Two Intermittent Eruptions of a Minifilament Triggered by a Two-step Magnetic Reconnection Within a Fan-spine Configuration

Although numerous works have concentrated on minifilament eruption in complex configurations, the detailed triggering mechanism is still an open question. Using the observational data from the New Vacuum Solar Telescope and Solar Dynamics Observatory, we studied a two-step magnetic reconnection process that triggered a minifilament that erupted intermittently within a fan-spine structure in the active region NOAA 13272. The first-step reconnection occurred between a set of low-lying small-scale magnetic loops and their nearby inner spine, resulting in the appearance of a brightening at the reconnection site and the reconfiguration of the inner spine. As the reconfigured inner spine approached the outer spine, reconnection occurred between them at the null point and led to the minifilament erupting partially. Subsequently, this two-step reconnection scenario occurred again and triggered the minifilament to erupt completely. The null point reconnection was supported by the changes in the topological structure of the inner spine and the outer spine, circular ribbon flares, remote brightenings, and the brightening of the outer spine.
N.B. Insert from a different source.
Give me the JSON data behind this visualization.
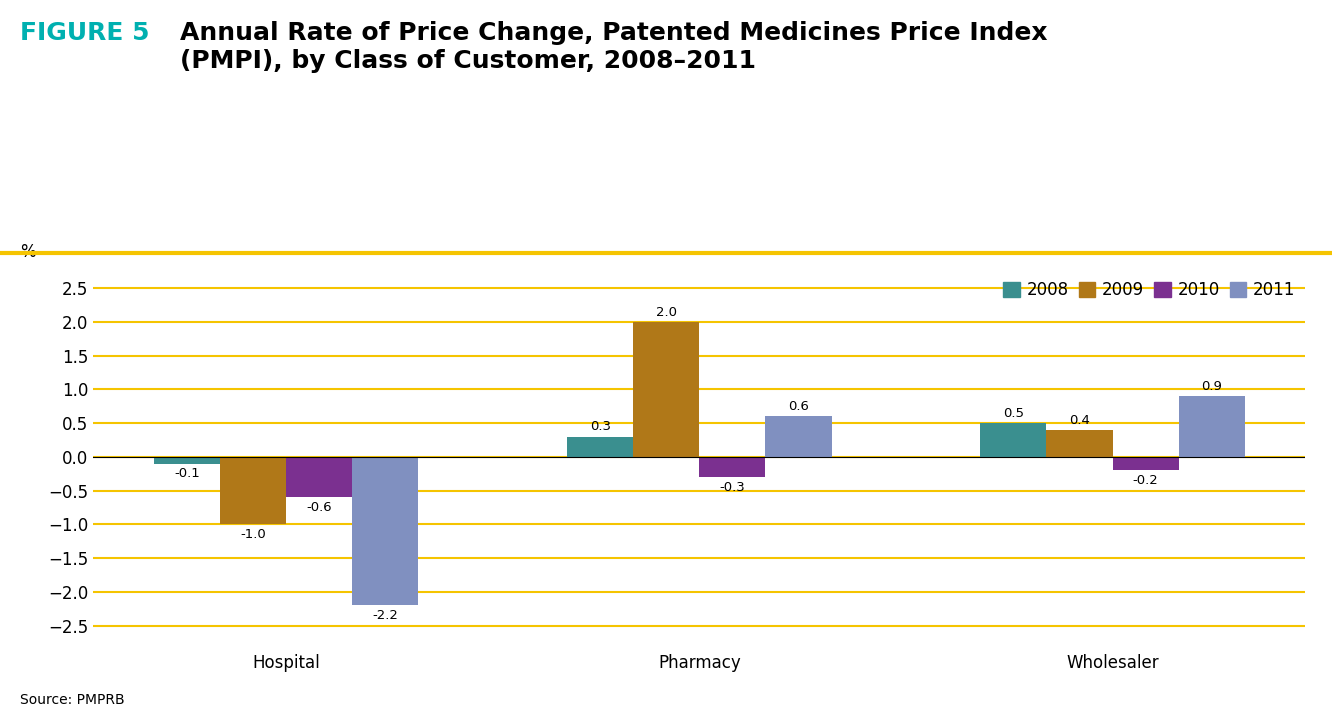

The null point reconnection related to the second eruption was also confirmed by some plasmoids expelled from the reconnection site. Further, the results of the magnetic field extrapolation reveal the existence of a fan-spine structure involving a three-dimensional null point. We suggest that the two-step reconnection triggers the two eruptions, in which the null point reconnection plays a direct role, but the dynamical evolution of the inner spine and the outer spine driven by the first-step reconnection might be a precursor of the subsequent null point reconnection.